Remember that the "Chart of the Day" uses inflation-adjusted dollars. Of course, what this also implies is that if the dollar actually rises (shock!), then the realized current values will get dragged down by that deflationary factor alone. That's one reason why the "Chart of the Day" looks even more bearish than the charts people normally use for understanding real estate prices.

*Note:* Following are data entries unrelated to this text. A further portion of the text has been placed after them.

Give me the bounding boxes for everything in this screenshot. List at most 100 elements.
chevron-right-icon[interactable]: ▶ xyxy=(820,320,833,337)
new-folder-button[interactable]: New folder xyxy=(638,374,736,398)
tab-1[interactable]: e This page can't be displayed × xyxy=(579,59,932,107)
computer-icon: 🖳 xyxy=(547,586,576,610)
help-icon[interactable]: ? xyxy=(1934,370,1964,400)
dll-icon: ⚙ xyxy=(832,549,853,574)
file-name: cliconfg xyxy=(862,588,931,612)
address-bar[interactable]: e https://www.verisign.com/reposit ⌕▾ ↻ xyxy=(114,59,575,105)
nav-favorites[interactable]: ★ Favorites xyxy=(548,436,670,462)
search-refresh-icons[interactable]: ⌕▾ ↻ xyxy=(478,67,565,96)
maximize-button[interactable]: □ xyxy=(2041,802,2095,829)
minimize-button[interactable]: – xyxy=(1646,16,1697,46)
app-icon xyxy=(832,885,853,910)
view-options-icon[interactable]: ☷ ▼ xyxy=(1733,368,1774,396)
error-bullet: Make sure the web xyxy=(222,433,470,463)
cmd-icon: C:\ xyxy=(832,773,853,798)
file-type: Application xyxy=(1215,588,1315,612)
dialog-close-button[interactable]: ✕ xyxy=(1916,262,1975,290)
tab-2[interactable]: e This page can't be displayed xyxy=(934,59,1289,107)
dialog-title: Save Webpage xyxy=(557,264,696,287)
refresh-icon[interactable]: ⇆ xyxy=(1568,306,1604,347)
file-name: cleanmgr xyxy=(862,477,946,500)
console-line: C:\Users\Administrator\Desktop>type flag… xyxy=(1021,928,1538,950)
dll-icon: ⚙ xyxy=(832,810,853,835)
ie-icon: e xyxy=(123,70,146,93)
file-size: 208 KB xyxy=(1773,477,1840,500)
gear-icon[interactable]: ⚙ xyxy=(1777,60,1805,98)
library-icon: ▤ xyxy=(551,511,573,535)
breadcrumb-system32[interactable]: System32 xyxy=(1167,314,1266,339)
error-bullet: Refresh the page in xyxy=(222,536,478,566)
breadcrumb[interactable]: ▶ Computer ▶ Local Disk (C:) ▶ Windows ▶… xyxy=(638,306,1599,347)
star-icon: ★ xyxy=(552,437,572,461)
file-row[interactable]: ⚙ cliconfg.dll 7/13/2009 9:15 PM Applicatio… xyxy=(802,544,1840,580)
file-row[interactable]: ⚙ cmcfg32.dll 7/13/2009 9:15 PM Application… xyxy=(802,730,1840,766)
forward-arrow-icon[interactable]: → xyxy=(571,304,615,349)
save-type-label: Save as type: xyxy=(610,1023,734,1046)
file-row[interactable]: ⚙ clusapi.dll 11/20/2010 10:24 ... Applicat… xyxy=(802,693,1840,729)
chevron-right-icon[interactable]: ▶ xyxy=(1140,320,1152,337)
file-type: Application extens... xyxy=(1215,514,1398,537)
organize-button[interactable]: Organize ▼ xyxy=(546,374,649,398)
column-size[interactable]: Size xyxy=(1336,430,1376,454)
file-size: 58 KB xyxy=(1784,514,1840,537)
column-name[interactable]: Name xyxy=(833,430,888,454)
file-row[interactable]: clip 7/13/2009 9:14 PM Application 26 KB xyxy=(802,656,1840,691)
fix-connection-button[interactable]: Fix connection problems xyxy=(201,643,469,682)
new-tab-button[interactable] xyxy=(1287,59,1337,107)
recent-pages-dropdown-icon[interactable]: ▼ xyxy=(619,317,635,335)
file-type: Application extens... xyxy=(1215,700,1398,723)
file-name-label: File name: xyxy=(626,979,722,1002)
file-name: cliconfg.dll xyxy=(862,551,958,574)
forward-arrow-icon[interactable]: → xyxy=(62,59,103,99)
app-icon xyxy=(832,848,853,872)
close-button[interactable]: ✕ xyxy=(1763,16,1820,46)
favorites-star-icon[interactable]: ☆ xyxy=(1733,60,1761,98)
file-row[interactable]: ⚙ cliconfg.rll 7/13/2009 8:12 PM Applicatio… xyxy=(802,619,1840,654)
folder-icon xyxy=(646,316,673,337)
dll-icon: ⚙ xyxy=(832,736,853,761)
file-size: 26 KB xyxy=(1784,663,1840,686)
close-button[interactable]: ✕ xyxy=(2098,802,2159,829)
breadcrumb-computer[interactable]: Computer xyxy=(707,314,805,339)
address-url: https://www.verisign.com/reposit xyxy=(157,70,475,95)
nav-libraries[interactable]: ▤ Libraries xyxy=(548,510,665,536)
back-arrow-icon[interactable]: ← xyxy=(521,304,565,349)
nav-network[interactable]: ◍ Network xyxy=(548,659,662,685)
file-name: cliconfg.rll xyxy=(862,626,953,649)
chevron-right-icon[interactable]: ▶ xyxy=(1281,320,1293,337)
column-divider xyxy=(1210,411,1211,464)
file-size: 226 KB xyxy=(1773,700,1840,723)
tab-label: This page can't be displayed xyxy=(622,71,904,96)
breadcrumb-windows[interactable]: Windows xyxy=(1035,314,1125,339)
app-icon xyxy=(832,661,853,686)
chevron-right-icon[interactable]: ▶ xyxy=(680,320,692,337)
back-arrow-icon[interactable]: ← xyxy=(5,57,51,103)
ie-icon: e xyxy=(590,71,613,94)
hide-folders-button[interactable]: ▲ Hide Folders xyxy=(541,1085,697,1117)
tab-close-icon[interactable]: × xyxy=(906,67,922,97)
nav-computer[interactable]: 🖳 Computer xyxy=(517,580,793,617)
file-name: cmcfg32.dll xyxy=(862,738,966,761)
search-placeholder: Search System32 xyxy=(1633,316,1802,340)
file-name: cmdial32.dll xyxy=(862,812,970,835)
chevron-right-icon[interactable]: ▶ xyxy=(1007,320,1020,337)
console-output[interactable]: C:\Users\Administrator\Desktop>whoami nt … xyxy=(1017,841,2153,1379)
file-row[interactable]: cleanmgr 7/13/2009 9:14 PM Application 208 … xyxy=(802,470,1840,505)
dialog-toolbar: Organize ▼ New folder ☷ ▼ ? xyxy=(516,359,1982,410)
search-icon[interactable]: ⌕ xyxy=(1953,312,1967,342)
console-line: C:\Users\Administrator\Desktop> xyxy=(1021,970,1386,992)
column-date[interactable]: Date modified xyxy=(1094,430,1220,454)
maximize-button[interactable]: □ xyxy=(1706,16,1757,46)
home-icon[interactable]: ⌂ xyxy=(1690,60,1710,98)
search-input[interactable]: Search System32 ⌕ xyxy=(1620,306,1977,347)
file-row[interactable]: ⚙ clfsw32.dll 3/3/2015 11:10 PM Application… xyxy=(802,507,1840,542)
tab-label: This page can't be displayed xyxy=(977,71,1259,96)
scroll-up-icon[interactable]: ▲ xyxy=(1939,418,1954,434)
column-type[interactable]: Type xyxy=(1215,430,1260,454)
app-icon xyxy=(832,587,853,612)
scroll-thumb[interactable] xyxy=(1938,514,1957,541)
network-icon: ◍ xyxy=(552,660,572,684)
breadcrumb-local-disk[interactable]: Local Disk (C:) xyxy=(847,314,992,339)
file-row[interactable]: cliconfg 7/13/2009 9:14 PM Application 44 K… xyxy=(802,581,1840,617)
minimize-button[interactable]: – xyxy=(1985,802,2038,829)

Chart of the Day - Home prices resume decline
September 25, 2009
Today, it was reported that the median price of a single-family home dropped 2.3% in August. The stock market sold off on the news. For some perspective into the all-important US real estate market, today's chart illustrates the US median price of a single-family home over the past 39 years. Not only did housing prices increase at a rapid rate from 1991 to 2005, the rate at which housing prices increased – increased. That brings us to today's chart which illustrates how housing prices are currently 30% off their 2005 peak. In fact, a home buyer who bought the median priced single-family home at the 1979 peak has seen that home appreciate by a mere 4%. Not an impressive performance considering that three decades have passed. Over the past two months, single-family home prices have resumed their decline and remain (until proven otherwise) in an accelerated downtrend.